Goldman Sachs Group Inc. is reportedly set to become the first financial institution in the world to offer crypto custody services, in what could potentially be massive news for crypto investors. According to the report, the bank is seeking to hold crypto funds on behalf of clients who are investing in crypto, offering them enhanced holdings security and potentially sparking an entry rush into the market by investors seeking to take advantage of the reduced risk profile.
Massive Crypto Market Boost
According to the report which cites anonymous sources, no firm timeline has been fixed for the proposed service, with the decision still being deliberated at boardroom level. In the event that the decision does come to pass, however, it is expected to be very well received by markets and investors who will see it as another sign that cryptocurrencies are attaining institutional recognition and adoption.
The custody offering from a globally recognized institution like Goldman Sachs will not only provide a secure framework for storing crypto funds but will also give a much-needed shot in the arm for the legitimacy of the entire crypto asset class. Historically, banks like Goldman Sachs have viewed cryptocurrencies as reputational risk, so this would signal to the market that cryptos have ‘come of age.’
In addition to this, it is also expected to have a knock-on effect on crypto investment, making crypto investment significantly less risky for both retail and institutional investors. It could also potentially open the way for other value-added services such as prime-brokerage services in future.
“No Conclusion Yet”
Goldman Sachs is yet to comment definitively on the story, instead of releasing a statement saying that no concrete decision has been reached on the scale and scope of its planned crypto services.
The statement reads in part:
“In response to client interest in various digital products we are exploring how best to serve them in this space. At this point, we have not reached a conclusion on the scope of our digital asset offering.”
The bank is not the first major financial institution to make a play in the crypto custody space. May 2018 saw the launch of Komainu; a custody consortium made up of a partnership between Nomura Holdings Inc. and other firms. It has also been reported that not less than three Wall Street banks, namely JPMorgan Chase & Co., Northern Trust Corp. and Bank of New York Mellon Corp. are currently considering or actively working on crypto custody offerings.
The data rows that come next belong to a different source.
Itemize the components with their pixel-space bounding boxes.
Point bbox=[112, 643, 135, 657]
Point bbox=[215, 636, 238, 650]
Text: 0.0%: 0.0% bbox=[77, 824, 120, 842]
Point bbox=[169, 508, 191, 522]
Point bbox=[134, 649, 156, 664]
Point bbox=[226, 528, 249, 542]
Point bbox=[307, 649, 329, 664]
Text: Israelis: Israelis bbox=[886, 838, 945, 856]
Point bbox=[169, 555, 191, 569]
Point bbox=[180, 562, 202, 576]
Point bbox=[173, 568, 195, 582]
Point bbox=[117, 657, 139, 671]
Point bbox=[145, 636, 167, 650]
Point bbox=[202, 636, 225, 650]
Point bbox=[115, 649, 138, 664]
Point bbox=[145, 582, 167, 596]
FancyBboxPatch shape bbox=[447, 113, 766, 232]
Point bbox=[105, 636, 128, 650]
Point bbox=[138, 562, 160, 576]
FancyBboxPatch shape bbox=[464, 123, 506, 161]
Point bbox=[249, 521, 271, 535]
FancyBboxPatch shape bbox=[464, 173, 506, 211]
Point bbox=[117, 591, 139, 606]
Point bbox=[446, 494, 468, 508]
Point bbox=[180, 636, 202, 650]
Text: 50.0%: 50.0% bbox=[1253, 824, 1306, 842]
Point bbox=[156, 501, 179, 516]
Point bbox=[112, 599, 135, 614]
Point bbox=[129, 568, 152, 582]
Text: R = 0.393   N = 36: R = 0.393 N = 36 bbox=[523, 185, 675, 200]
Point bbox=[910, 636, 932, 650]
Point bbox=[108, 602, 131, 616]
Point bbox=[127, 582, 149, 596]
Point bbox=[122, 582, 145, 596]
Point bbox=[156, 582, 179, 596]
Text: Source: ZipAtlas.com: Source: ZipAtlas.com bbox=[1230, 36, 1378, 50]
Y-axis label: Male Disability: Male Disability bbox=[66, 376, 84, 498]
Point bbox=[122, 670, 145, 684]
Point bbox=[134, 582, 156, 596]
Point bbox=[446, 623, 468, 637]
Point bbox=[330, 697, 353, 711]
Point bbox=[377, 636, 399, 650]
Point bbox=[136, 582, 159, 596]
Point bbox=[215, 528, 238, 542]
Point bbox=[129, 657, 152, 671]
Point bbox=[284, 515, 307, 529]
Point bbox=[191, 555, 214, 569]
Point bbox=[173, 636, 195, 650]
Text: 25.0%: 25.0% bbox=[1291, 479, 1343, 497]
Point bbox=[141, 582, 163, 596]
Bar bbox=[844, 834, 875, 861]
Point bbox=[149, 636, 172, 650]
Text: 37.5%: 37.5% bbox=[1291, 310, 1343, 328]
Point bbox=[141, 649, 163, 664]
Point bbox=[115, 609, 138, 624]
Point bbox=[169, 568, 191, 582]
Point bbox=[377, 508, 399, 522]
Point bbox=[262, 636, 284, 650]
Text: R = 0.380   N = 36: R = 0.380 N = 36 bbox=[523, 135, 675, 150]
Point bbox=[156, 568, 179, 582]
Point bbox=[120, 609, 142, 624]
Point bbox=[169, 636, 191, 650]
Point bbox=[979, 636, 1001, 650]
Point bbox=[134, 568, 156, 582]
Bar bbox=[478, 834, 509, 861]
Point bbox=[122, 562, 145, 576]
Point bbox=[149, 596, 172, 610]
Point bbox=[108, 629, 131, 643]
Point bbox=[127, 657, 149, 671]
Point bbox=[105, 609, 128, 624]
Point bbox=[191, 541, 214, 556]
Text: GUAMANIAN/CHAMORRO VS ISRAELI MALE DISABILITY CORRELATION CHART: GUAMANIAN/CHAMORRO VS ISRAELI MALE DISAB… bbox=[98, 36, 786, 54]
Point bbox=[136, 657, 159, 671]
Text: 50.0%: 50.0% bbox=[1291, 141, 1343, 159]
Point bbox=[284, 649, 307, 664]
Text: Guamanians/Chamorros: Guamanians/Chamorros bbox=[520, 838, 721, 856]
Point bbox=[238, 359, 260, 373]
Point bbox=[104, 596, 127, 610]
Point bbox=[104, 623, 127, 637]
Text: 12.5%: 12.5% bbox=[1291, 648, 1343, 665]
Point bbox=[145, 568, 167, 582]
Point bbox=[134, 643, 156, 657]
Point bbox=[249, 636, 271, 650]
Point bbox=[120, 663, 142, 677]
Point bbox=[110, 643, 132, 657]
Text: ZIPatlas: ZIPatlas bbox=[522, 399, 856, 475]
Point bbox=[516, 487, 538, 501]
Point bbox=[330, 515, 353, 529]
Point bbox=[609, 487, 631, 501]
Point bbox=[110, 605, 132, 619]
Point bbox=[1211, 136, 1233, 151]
Unlike JPMorgan. Goldman Sachs has been relatively cagey about its crypto market strategy, electing not to set up a dedicated crypto trading desk despite bringing on Justin Schmidt earlier in 2018 as Head of Digital Assets. Despite this, its actions have been no less decisive, such as when it became one of the first Wall Street institutions to clear bitcoin futures offered by the Chicago Board Options Exchange (CBOE).